A brief overview of programming, Python, integrated development environments (IDEs), and computational notebooks
How to run a Python (.py) script in the terminal
How to download VS Code and the Python and Jupyter Notebook extensions
How to run code using Jupyter Notebook (.ipynb) in VS Code
The basics of coding in Python, including:
- Variables
- Simple math
- Lists and dictionaries
- If statements
- For and while loops
- Functions

Glossary

The glossary below lists key terms related to programming and Python as well as their simple definitions. We’ll go into detail about each one later in this section, but feel free to refer to this table whenever you need a quick reminder of what any of these terms mean.

Term	Definition/Example
Coding/programming	The act of giving a computer written instructions for a task or set of tasks using a “language” like Python, R, Javascript, SQL, etc.
Python	A widely used programming language
Script	Plain text file with code (a Python script has the `.py` file extension)
Terminal	Application for using the command line
Command line	Interface for inputting commands to computer
Integrated development environment (IDE)	An environment to write code in (also known as a “code editor”)
Visual Studio Code	Popular code editor (IDE)
Computational notebook	Coding environment (e.g., Jupyter Notebook) that includes code, explanations, and outputs all in one place
Jupyter Notebook	Popular computational notebook application
Comment	Written explanation of code that is not implemented (in Python, lines that start with `#`)
Variable	Labeled entity that stores information (e.g., numbers or text)
List	Collection of elements which can be accessed by their position
Dictionary	Object that stores information in “key”/“value” pairs
If statement	Code that uses conditional logic
For loop	Code that repeats for each item in a list or range
While loop	Code that repeats as long as a condition is true
Function	Reusable block of code that performs a task
Library	Collection of related functions that can be imported in your code

What is coding/programming?

Computers operate using code, which is defined in Wikipedia as “a sequence or set of instructions in a programming language” that tells the computer what to do and how to do it. Coding, or computer programming, is the act of creating those written instructions.

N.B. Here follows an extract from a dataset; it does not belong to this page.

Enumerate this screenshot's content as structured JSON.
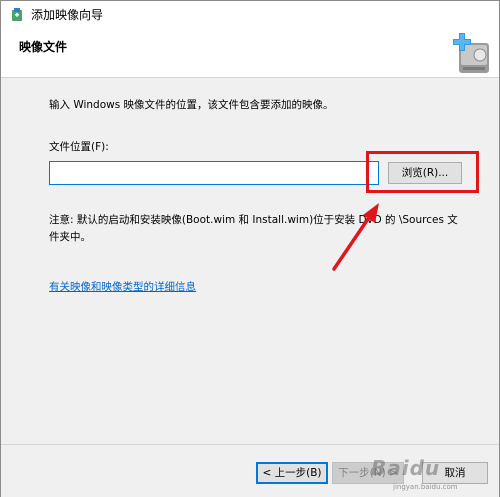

However, as you might imagine, computers and humans speak different languages. Computers operate using a specific type of code called machine code or machine language. You might recognize a basic form of machine code, binary notation, which is made up of 0s and 1s.

Since most people don’t speak fluent computer, we often rely on high-level programming languages like Python, R, and JavaScript to write our computer code. You can think of these programming languages as similar to languages that people speak and write, like Spanish or Arabic. Each language has its own set of rules and different syntax, but (most) ideas can be translated from one language to another. Instead of using language to communicate with other people, you write code to give directions to a computer. In data analysis, these directions could be to summarize data in a table, create a chart or a map, or generate a statistical model, for example.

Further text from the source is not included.